Just some thoughts about the status and perceptions of feminist scholarship in academia and the broader public.
When we read and analyse Foucault writing on prisons and punishment or on sexuality, we do not limit our horizon by thinking of these works simply in terms of the thematic rubric covered. Foucault has, quite rightly and fortunately, managed to enter the realm of theoretical discussion, debate and development primarily as an approach, as insight into the workings of society in general, and as a framework or basis of many new frameworks for theorising and analysing quite diverse range of themes and areas.
Whereas, this is not the case, at least not to that degree, in case of most feminist research and approaches. This does not mean to say that, on highly specialised theoretical areas we do not find non-feminist scholars drawing on feminist theoretical perspectives. But it does mean to suggest, that in their more everyday invocations —be it in university classrooms, or in most mainstream textbooks in social sciences — the terms Feminism and Feminist theory are most readily associated with feminism and the coverage of substantive themes more or less immediately concerning the practice of feminist activism and the feminist cause/s. In other words, the instrumentality of the Feminist theories for the feminist cause is the main focus. Thus, at least to most students, the mainstream textbooks seem to suggest, that feminist theoretical approaches are useful for looking at feminist issues—the plight of women, their various expressed need for emancipation, the global social and economic inequalities that result from women’s oppression, women being more targeted and easy victims of war and conflict, etc.
All these are hugely important facts and topics, revealed and brought to our attention owing to feminist scholarship; too important for students of social sciences to miss exploring. But it seems to me, the exploration must not stop there. Feminist perspectives and approaches allow us to see things not necessarily and directly gender-related; they unearth realities otherwise not noticed; they allow conceptualising theoretical notions useful for the broader social sciences applicable on a variety of themes.
In other words, my concern is to credit feminists and feminism not only for what they have achieved in exposing gender inequalities, reified /hegemonic power relations and their social/economic and political consequences, but also and significantly for developing theoretical concepts/approaches which are highly transferable to inquiries into other topics/fields. These approaches and insights are often unique, and sometimes ahead of their time.
I will mention just two illustrations of such transferability. One comes in the form of a research by Sandra Whitworth into “Militarized Masculinities and the Politics of Peacekeeping”, where she offers an alternative and compelling understanding of the failures of the Canadian mission in Somalia. This research, rather than being categorised and taught as an illustration of a feminist view (note the ‘a’, i.e. ‘just another view’), or a research into masculinities, must rather, be presented and understood as a legitimate framework for understanding the conduct of peacekeeping, and militarism in general. In other words, it should not be simply discarded if feminist ideas do not particularly appeal to a scholar or student. To achieve such kind of change in mentality, thematically and in terms of the physical organisation of academic texts, such type of research must feature in chapters and reading lists dealing with, in this case ‘Peacekeeping’, rather than ‘Gender’.

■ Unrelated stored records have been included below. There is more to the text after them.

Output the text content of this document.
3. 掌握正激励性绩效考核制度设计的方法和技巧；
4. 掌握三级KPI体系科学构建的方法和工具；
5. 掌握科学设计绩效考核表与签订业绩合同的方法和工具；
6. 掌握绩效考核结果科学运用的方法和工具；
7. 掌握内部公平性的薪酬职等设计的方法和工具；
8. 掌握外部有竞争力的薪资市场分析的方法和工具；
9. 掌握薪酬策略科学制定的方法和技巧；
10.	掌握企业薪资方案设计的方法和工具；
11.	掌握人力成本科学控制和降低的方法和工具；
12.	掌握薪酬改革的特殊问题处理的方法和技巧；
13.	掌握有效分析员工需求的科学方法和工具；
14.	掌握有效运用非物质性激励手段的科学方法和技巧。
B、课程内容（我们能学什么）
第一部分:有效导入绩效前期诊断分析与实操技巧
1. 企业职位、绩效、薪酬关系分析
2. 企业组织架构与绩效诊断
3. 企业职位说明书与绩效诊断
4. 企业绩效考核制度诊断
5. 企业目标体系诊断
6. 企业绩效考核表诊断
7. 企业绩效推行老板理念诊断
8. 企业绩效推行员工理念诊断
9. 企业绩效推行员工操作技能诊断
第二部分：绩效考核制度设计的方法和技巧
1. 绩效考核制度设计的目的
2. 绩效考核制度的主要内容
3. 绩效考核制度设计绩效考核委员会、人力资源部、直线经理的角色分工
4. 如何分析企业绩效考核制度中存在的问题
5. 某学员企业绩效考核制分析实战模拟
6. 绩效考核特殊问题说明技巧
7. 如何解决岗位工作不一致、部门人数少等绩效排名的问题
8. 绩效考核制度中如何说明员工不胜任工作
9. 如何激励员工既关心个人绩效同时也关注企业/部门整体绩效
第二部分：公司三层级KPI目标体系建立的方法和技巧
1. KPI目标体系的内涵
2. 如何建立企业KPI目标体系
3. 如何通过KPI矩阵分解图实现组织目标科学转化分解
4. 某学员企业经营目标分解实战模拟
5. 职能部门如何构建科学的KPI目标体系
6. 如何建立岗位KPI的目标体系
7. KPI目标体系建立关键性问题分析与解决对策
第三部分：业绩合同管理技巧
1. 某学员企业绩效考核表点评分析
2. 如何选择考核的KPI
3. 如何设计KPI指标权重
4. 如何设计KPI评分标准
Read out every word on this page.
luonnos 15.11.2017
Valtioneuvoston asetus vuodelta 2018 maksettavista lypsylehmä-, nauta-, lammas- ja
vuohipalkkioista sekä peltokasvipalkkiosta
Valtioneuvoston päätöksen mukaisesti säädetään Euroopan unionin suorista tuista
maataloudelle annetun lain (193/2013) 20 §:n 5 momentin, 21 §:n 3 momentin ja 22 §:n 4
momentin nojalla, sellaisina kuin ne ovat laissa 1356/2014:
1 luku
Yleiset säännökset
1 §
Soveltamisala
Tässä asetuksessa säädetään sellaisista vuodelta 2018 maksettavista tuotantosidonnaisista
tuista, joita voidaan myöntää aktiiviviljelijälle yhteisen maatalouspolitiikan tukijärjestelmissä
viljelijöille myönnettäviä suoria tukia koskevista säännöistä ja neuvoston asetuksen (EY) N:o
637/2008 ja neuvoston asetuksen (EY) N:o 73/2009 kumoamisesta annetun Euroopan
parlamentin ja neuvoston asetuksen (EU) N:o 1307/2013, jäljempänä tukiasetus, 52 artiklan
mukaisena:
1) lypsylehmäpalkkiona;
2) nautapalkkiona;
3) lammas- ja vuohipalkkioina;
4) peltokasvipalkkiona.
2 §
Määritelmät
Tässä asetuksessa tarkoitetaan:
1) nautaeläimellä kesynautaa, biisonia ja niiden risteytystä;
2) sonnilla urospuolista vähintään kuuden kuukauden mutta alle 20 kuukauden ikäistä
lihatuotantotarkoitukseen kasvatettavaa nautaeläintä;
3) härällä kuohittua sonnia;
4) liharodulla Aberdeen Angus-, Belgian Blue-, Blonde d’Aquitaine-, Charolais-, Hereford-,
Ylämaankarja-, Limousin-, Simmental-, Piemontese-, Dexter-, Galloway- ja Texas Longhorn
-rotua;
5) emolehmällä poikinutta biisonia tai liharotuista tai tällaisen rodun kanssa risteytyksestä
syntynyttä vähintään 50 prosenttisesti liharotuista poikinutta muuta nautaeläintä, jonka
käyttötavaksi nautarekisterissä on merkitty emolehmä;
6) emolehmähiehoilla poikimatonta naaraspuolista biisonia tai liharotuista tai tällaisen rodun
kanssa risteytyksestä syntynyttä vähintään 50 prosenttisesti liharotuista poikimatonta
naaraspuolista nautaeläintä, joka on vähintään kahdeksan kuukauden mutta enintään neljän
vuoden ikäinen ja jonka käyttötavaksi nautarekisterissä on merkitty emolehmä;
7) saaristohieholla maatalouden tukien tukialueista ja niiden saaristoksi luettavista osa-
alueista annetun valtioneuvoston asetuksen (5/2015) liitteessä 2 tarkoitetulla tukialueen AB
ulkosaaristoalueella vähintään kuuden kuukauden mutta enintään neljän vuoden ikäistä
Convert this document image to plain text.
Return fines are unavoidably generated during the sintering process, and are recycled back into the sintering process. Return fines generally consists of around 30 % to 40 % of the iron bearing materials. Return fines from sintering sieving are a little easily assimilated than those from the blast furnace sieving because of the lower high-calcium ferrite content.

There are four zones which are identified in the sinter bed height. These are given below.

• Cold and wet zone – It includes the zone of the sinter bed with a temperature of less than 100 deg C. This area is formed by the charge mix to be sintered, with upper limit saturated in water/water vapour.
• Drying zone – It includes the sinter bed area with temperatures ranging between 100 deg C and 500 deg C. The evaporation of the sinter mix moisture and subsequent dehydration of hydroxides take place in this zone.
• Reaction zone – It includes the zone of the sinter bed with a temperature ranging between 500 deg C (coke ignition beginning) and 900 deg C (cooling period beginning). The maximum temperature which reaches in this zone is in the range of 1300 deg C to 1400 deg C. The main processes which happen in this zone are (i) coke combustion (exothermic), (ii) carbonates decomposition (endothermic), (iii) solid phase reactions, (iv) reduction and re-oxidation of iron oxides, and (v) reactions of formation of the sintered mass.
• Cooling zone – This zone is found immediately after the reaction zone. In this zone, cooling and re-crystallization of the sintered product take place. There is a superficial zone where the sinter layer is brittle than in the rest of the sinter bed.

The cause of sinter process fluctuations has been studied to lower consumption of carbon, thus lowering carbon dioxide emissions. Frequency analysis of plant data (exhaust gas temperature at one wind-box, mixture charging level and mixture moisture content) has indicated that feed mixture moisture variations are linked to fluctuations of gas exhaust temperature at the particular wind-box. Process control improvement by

The other illustration is of a different nature. When reviewing existing discourse-theoretical literature on silencing in political argumentation, the most useful insight I found was offered in the form of feminist research. Thus, feminist scholar Catharine MacKinnon has developed the ‘silencing argument’ regarding pornography, whereby “pornography silences women”. Expanding on this, Jennifer Hornsby developed a more enhanced discursive understanding of speech act and silencing, again drawing on the case of pornography. These studies, however, are equally about philosophy of discourse in general, and a new discourse-analytical concept in particular, as much as about the topic of pornography and women’s rights. Crucially, the concept of silencing and ways to research it are transferable to political argumentation in general (rightly notice by Jason Stanley). This is how they must be presented to the academic community. This is how they must be appreciated—in terms of their transferability to other topical areas of research.